The Texas City Disaster of April 16, 1947 started with the detonation of approximately 2300 tons of ammonium nitrate on board the French vessel Grandcamp in the port at Texas City, Texas. Approximately one and a quarter hours after a fire was reported on board the Grandcamp, the vessel detonated, causing great destruction and damage to the port. An adjacent ship, the High Flyer, contained an additional 1000 tons of ammonium nitrate. Although the High Flyer was severely damaged, its crew was busy attending to the emergency at hand. About 15 hours after the explosion aboard the Grandcamp, the High Flyer, while being towed out of the port after smoke started pouring out of its hold, also blew up.

The Texas City Disaster is generally considered the worst industrial accident in the USA's history. 405 dead were identified; 63 more were never identified.
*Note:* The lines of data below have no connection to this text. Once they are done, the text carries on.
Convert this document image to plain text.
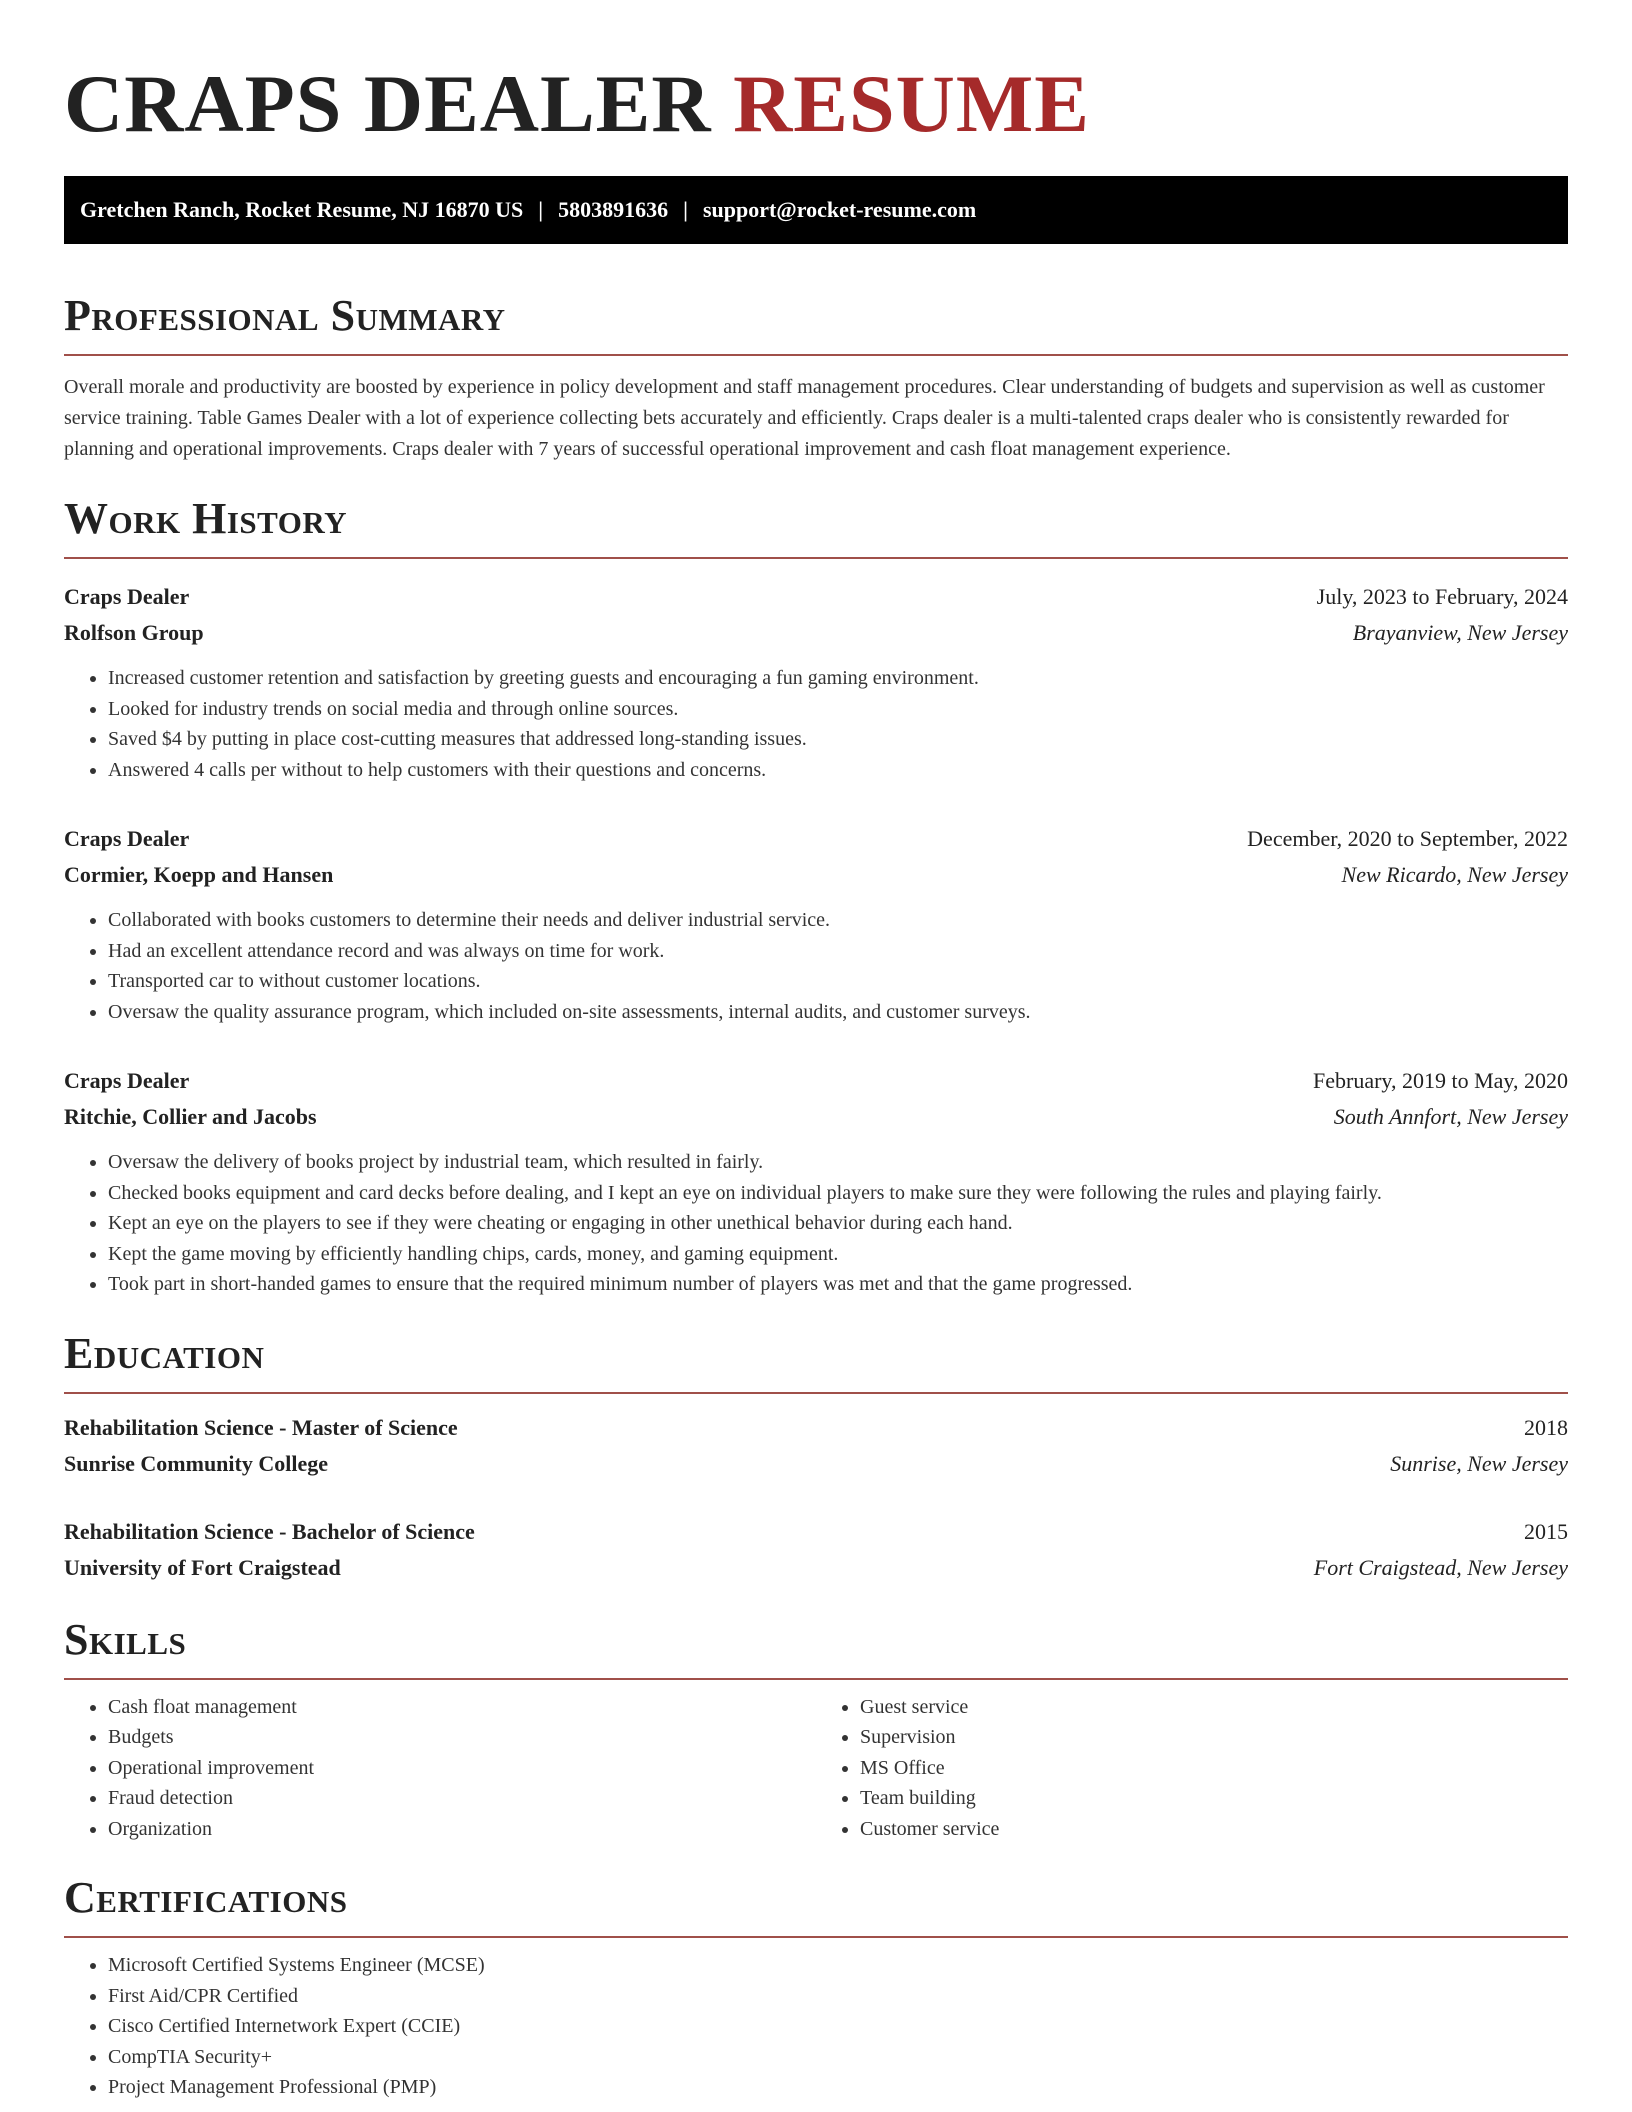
CRAPS DEALER RESUME
Gretchen Ranch, Rocket Resume, NJ 16870 US | 5803891636 | support@rocket-resume.com
Professional Summary

Overall morale and productivity are boosted by experience in policy development and staff management procedures. Clear understanding of budgets and supervision as well as customer service training. Table Games Dealer with a lot of experience collecting bets accurately and efficiently. Craps dealer is a multi-talented craps dealer who is consistently rewarded for planning and operational improvements. Craps dealer with 7 years of successful operational improvement and cash float management experience.

Work History
Craps Dealer	July, 2023 to February, 2024
Rolfson Group	Brayanview, New Jersey
• Increased customer retention and satisfaction by greeting guests and encouraging a fun gaming environment.
• Looked for industry trends on social media and through online sources.
• Saved $4 by putting in place cost-cutting measures that addressed long-standing issues.
• Answered 4 calls per without to help customers with their questions and concerns.
Craps Dealer	December, 2020 to September, 2022
Cormier, Koepp and Hansen	New Ricardo, New Jersey
• Collaborated with books customers to determine their needs and deliver industrial service.
• Had an excellent attendance record and was always on time for work.
• Transported car to without customer locations.
• Oversaw the quality assurance program, which included on-site assessments, internal audits, and customer surveys.
Craps Dealer	February, 2019 to May, 2020
Ritchie, Collier and Jacobs	South Annfort, New Jersey
• Oversaw the delivery of books project by industrial team, which resulted in fairly.
• Checked books equipment and card decks before dealing, and I kept an eye on individual players to make sure they were following the rules and playing fairly.
• Kept an eye on the players to see if they were cheating or engaging in other unethical behavior during each hand.
• Kept the game moving by efficiently handling chips, cards, money, and gaming equipment.
• Took part in short-handed games to ensure that the required minimum number of players was met and that the game progressed.
Education
Rehabilitation Science - Master of Science	2018
Sunrise Community College	Sunrise, New Jersey
Rehabilitation Science - Bachelor of Science	2015
University of Fort Craigstead	Fort Craigstead, New Jersey
Skills
• Cash float management
• Budgets
• Operational improvement
• Fraud detection
• Organization
• Guest service
• Supervision
• MS Office
• Team building
• Customer service
Certifications
• Microsoft Certified Systems Engineer (MCSE)
• First Aid/CPR Certified
• Cisco Certified Internetwork Expert (CCIE)
• CompTIA Security+
• Project Management Professional (PMP)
About 100 people were classified as missing, and never found. The explosion was so large that Strategic Air Command briefly raised the United States defense level (Defcon) in fear that it was a nuclear attack.

Some of the deaths and damage in Texas City were due to the destruction and subsequent burning of a chemical plant and other industrial facilities close to the point of the explosions. Fires resulting from the various cataclysmic events were still burning a week after the disaster.

Ammonium nitrate is not known for being capable of detonating without being mixed with a fuel. The disaster at Texas City may be due at least in part to the fact that the ammonium nitrate was destined for a tropical region, and "waterproofed" with paraffin or other solid hydrocarbon that rendered the mixture detonable under the peculiar conditions found in the conflagration.